Whereas typically technology demands furnaces, so that the glass for a lens is produced at hundreds of degrees Celsius and then requires most careful grinding, so nature calls upon proteins known as crystallins.

How on earth do you make a tissue transparent, such as is needed in the lens of an eye? The story is a classic of both biology and evolution. First, because nature manages to synthesize compounds at room temperature whereas typically technology demands furnaces, so that the glass for a lens is produced at hundreds of degrees Celsius and then requires most careful grinding. So nature calls upon proteins known as crystallins. They did not, however, evolve as part of the origin of the eye. Quite the contrary, because they have been recruited from organisms, typically microbes, where they performed quite different functions. In other words they have been co-opted.

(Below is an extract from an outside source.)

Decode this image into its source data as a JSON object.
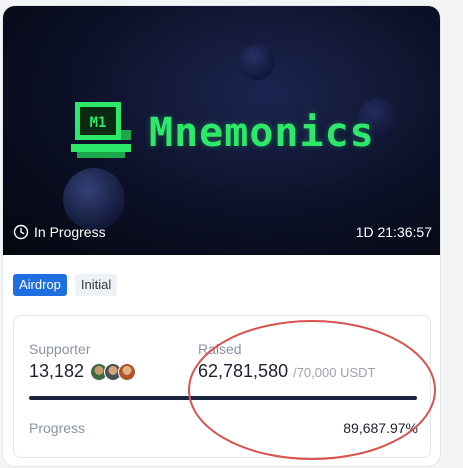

Why then are they so suitable? Principally because typically they are involved with stress resistance, which pre-adapts them for long-term stability so that the lens can remain transparent, perhaps for more than a century. This, in itself, opens a very interesting evolutionary question, because many of the stress-resistant proteins act as enzymes and therefore need to be “turned off” because by remaining metabolically active they would jeopardize their new function in the lens. This may involve very subtle changes, and has interesting implications for what is called “gene sharing”. In addition, crystallin proteins are relatively small and soluble in water. This means they can be precisely aligned in an aqueous medium, again a pre-requisite for transparency. The final point is that there is not one crystallin, but many distinct crystallin proteins, that have independently been recruited whenever a lens (or for that matter a reverse eye) is required.

Crystallins provide a very striking example of molecular convergence. Even more extraordinarily in at least one case the convergence extends to the so-called promoter region, that is the genetic sequence that precedes the actual expression of the crystallin genes. Specifically it involves the crystallins of the scallop (mollusc) eye, in itself a fascinating example because it has evolved a mirror system, and the eye of some vertebrates (chicken, mouse). The scallop crystallin is recruited from an aldehyde dehydrogenase protein, whereas the vertebrate is a so-called αA-crystallin and has a completely separate evolutionary origin as a heat-shock protein. Despite this, the promoter sequence is “surprisingly similar” (Carosa et al. 2002). A similar story may apply also to the way crystallins are regulated in the squid and chicken.